Senators Mike Lee (Utah), Rick Scott (Florida), and Ted Cruz (Texas) of the Republican who was leading a group of conservative senators opposed the move, while Senator Leahy objected to a request for unanimous agreement to move the GOP legislation.
Instead of a year-end omnibus bill that would raise the levels of discretionary expenditure for both military and non-military purposes, the Republicans have pushed for Congress to enact a stop-gap spending measure extending until 2023. On that omnibus bill, discussions between Democrats and Republicans are still ongoing.
Sen. Lee asserts that it has become normal to postpone significant financial decisions to the next Congress when one party loses control of the House. According to Sen. Lee, There have only been five instances in which a different party has taken control of the House of Representatives. And in precisely zero of those cases, Congress approved the bill after the election to pass enormous comprehensive spending legislation during a lame-duck session.

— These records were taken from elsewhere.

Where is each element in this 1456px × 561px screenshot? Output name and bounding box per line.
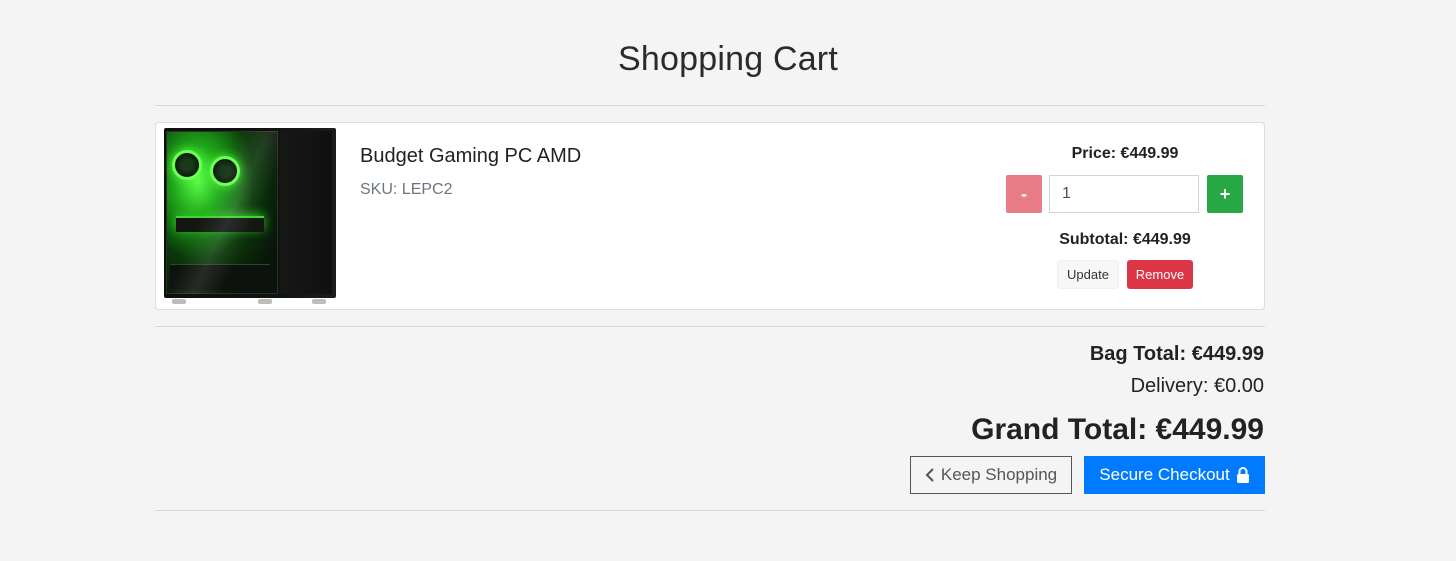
- page-title: Shopping Cart: [618, 40, 838, 78]
- secure-checkout-button[interactable]: Secure Checkout: [1084, 456, 1265, 494]
- cart-item-card: Budget Gaming PC AMD SKU: LEPC2 Price: €…: [155, 122, 1265, 310]
- keep-shopping-button[interactable]: Keep Shopping: [910, 456, 1072, 494]
- update-button[interactable]: Update: [1057, 260, 1119, 289]
- divider-bottom: [155, 510, 1265, 511]
- delivery-cost: Delivery: €0.00: [1130, 375, 1264, 397]
- decrease-quantity-button[interactable]: -: [1006, 175, 1042, 213]
- product-name: Budget Gaming PC AMD: [360, 145, 582, 167]
- divider-middle: [155, 326, 1265, 327]
- item-subtotal: Subtotal: €449.99: [1059, 231, 1191, 248]
- remove-button[interactable]: Remove: [1127, 260, 1193, 289]
- quantity-input[interactable]: [1049, 175, 1199, 213]
- increase-quantity-button[interactable]: +: [1207, 175, 1243, 213]
- product-sku: SKU: LEPC2: [360, 181, 453, 198]
- keep-shopping-label: Keep Shopping: [940, 465, 1058, 484]
- divider-top: [155, 105, 1265, 106]
- item-price: Price: €449.99: [1071, 145, 1179, 162]
- lock-icon: [1236, 467, 1250, 483]
- bag-total: Bag Total: €449.99: [1089, 343, 1264, 365]
- grand-total: Grand Total: €449.99: [971, 413, 1264, 446]
- shopping-cart-page: Shopping Cart Budget Gaming PC AMD SKU: …: [0, 0, 1456, 561]
- secure-checkout-label: Secure Checkout: [1099, 465, 1230, 484]
- chevron-left-icon: [925, 467, 935, 483]
- product-image: [162, 128, 336, 304]
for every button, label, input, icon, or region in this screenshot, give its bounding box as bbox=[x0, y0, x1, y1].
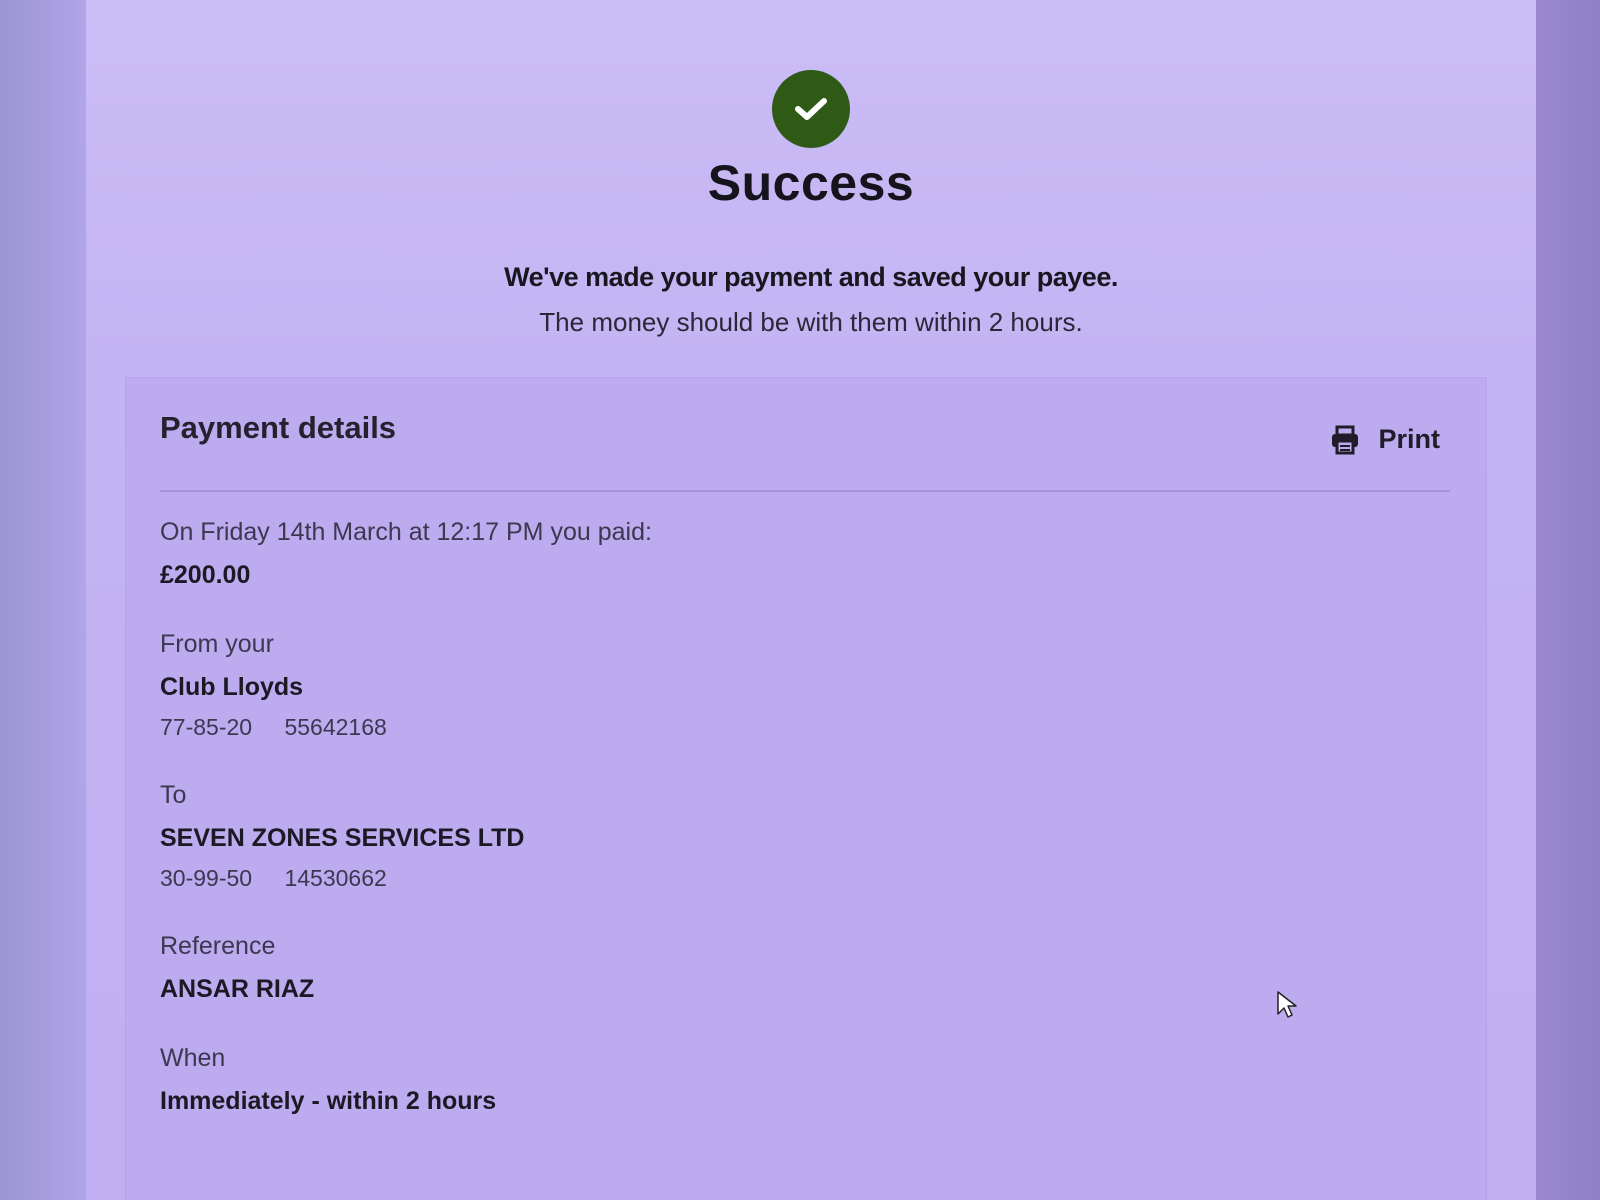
from-group: From your Club Lloyds 77-85-20 55642168 bbox=[160, 630, 960, 741]
payment-details-title: Payment details bbox=[160, 410, 397, 445]
when-label: When bbox=[160, 1044, 226, 1072]
confirmation-page: Success We've made your payment and save… bbox=[86, 0, 1536, 1200]
payee-sort-code: 30-99-50 bbox=[160, 865, 253, 891]
confirmation-submessage: The money should be with them within 2 h… bbox=[539, 307, 1083, 337]
success-badge bbox=[772, 70, 850, 148]
mouse-pointer-icon bbox=[1277, 991, 1297, 1018]
print-label: Print bbox=[1378, 424, 1440, 454]
from-account-name: Club Lloyds bbox=[160, 673, 304, 701]
confirmation-message: We've made your payment and saved your p… bbox=[504, 262, 1118, 292]
payee-name: SEVEN ZONES SERVICES LTD bbox=[160, 824, 525, 852]
payment-details-header: Payment details Print bbox=[160, 410, 1450, 492]
reference-label: Reference bbox=[160, 932, 276, 960]
page-title: Success bbox=[707, 155, 915, 211]
check-icon bbox=[795, 98, 827, 120]
from-label: From your bbox=[160, 630, 274, 658]
payment-details-list: On Friday 14th March at 12:17 PM you pai… bbox=[160, 518, 960, 1156]
printer-icon bbox=[1332, 425, 1359, 454]
paid-intro: On Friday 14th March at 12:17 PM you pai… bbox=[160, 518, 652, 546]
to-group: To SEVEN ZONES SERVICES LTD 30-99-50 145… bbox=[160, 781, 960, 892]
confirmation-header: Success We've made your payment and save… bbox=[86, 70, 1536, 338]
when-value: Immediately - within 2 hours bbox=[160, 1087, 497, 1115]
when-group: When Immediately - within 2 hours bbox=[160, 1044, 960, 1116]
payment-amount: £200.00 bbox=[160, 561, 251, 589]
payee-account-numbers: 30-99-50 14530662 bbox=[160, 865, 960, 892]
reference-value: ANSAR RIAZ bbox=[160, 975, 315, 1003]
paid-group: On Friday 14th March at 12:17 PM you pai… bbox=[160, 518, 960, 590]
reference-group: Reference ANSAR RIAZ bbox=[160, 932, 960, 1004]
payee-account-number: 14530662 bbox=[284, 865, 387, 891]
print-button[interactable]: Print bbox=[1330, 424, 1440, 455]
from-account-number: 55642168 bbox=[284, 714, 387, 740]
payment-details-card: Payment details Print On Friday 14th Mar… bbox=[126, 378, 1486, 1200]
from-account-numbers: 77-85-20 55642168 bbox=[160, 714, 960, 741]
to-label: To bbox=[160, 781, 187, 809]
from-sort-code: 77-85-20 bbox=[160, 714, 253, 740]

Sen. Leahy disagreed, saying that the plan would leave $76 billion for national security “on the Republican cutting room floor” and result in a $7.5 billion funding shortfall for medical treatment for veterans.
Sen. Scott, who spoke on the floor after Leahy objected, backed Lee’s idea. ” Sen. Lee’s simple continuing resolution should be accepted rather than a convoluted omnibus budget measure. This enables a new Congress to draft a legitimate, balanced budget, which is what we ought to be doing in any case,” he continued.
Sen. Scott and Senate Republican Leader Mitch McConnell (Kentucky), who favors passing a year-end omnibus, have clashed over the GOP’s approach to a funding bill. Last month, he ran against McConnell for the position of Senate GOP leader and received 10 of the 48 votes.